Obviously, if one assumes that enough of $A$,$B$, and $C$ are diagonal, a solution follows fairly easily.
This problem arises in a model of Bayesian updating, specifically, the right hand side arises from the update of a Gaussian distribution $\textrm{cov}(x,y)\textrm{var}(y)^{-1}$ having some factor structure ($B$ and $C$ are covariance matrices).
Thank you in advance.
Note that $X$ and $B$ are invertible. Then the equation can be rewritten
(1) $X^2-XA+X^2CXB^{-1}X-XACXB^{-1}X-BXB^{-1}X=0,\det(X)\not=0$.
Note that (1) is an equation of degree $4$ and not $3$. Assume $n=2$. When $A,B,C$ are randomly chosen (generic case) in the set of SPD matrices, there are $25$ complex solutions ; among these solutions, there are (in general) between $7$ and $11$ real solutions. Moreover, when solving (1), the key is to find the roots of a polynomial $P$ of degree $25$, the Galois group of which being $S_{25}$ ; thus $P$ is not solvable by radicals and there is no formula $X=f(A,B,C)$.
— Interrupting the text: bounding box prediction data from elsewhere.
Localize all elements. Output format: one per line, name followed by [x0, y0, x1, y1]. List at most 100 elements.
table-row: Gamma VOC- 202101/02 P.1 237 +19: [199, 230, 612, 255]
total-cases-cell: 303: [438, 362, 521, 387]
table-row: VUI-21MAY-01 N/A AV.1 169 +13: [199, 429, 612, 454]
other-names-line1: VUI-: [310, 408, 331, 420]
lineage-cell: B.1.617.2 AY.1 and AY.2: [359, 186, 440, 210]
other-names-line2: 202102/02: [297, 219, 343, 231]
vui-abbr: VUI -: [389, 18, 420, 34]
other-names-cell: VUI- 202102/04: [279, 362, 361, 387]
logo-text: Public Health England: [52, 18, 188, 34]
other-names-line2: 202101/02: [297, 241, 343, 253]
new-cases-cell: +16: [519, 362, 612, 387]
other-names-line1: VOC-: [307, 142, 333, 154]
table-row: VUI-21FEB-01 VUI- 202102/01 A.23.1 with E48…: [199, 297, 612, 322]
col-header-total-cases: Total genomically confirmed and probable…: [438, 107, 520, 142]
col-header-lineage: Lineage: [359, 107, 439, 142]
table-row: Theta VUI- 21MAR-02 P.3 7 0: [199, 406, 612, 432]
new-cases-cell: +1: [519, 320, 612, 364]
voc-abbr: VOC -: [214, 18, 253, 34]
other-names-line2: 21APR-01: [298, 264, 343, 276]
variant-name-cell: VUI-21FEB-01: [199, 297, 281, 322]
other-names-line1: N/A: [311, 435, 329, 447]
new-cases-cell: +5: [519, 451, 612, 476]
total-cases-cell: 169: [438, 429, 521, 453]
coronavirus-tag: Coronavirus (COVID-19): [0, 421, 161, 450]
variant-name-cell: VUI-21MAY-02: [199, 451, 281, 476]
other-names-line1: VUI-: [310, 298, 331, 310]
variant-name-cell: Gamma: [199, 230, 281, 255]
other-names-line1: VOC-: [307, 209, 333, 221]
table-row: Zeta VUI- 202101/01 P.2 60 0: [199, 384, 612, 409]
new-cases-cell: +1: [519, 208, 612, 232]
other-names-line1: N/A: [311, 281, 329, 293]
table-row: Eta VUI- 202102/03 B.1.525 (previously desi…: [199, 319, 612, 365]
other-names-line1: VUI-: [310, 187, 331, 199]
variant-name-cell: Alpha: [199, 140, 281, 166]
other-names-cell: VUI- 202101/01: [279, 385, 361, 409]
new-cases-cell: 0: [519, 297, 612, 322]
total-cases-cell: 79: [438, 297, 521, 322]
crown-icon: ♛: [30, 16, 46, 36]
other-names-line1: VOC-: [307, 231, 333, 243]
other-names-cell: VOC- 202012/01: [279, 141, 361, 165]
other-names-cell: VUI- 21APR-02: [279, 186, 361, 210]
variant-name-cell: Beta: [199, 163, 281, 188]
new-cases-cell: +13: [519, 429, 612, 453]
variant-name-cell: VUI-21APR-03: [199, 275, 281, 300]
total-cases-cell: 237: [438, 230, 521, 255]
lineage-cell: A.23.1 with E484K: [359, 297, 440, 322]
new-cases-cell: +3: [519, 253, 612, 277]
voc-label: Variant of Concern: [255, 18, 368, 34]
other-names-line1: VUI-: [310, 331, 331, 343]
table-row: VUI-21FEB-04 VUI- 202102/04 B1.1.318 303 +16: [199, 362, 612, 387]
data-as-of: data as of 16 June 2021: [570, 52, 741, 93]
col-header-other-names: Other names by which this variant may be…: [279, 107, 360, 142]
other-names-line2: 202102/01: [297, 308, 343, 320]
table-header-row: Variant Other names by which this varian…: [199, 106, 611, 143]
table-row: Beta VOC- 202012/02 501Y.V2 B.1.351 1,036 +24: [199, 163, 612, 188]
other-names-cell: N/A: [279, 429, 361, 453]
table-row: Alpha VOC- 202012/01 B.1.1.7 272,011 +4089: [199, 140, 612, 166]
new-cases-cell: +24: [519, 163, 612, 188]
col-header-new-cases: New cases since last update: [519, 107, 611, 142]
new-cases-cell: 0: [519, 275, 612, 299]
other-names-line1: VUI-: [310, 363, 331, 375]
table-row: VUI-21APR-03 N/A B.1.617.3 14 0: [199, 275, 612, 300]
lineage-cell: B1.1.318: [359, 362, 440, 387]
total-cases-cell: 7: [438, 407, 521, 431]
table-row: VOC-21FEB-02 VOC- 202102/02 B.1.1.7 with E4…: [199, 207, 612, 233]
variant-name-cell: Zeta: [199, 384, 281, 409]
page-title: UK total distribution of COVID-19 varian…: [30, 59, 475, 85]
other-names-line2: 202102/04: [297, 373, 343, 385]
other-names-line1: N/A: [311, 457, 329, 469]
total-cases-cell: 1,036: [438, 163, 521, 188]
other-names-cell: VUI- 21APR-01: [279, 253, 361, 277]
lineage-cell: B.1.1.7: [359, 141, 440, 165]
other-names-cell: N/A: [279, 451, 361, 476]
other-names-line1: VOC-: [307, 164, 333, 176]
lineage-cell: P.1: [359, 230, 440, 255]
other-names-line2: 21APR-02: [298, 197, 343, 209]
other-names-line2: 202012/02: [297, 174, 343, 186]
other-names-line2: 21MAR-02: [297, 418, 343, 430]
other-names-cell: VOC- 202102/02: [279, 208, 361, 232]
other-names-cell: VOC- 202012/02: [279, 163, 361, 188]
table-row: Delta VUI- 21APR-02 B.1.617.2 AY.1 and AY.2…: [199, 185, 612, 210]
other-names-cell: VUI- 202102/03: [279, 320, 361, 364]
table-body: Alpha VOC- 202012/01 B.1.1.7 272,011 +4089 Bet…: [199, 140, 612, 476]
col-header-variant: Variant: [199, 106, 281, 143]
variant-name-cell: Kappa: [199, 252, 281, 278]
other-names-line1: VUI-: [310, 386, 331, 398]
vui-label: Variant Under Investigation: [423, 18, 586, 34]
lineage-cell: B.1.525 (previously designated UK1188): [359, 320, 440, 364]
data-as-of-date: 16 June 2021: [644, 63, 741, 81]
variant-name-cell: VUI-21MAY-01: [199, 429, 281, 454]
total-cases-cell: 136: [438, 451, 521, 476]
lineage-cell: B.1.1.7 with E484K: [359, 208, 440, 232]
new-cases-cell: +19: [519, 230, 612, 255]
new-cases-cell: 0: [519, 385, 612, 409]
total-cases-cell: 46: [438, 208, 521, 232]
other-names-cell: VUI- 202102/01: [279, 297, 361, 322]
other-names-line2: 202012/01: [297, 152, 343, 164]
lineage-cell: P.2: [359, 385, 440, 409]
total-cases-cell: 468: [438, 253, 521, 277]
NB: if a specialization of $A,B,C$ in $M_2(Q)$ leads to the resolution of a polynomial with Galois group $S_{25}$, then in the generic case, the Galois goup $G$ of the obtained polynomial admits $S_{25}$ as a subgroup. In other words, if a specialization leads to a non-solvable polynomial, then the problem is generically non-solvable.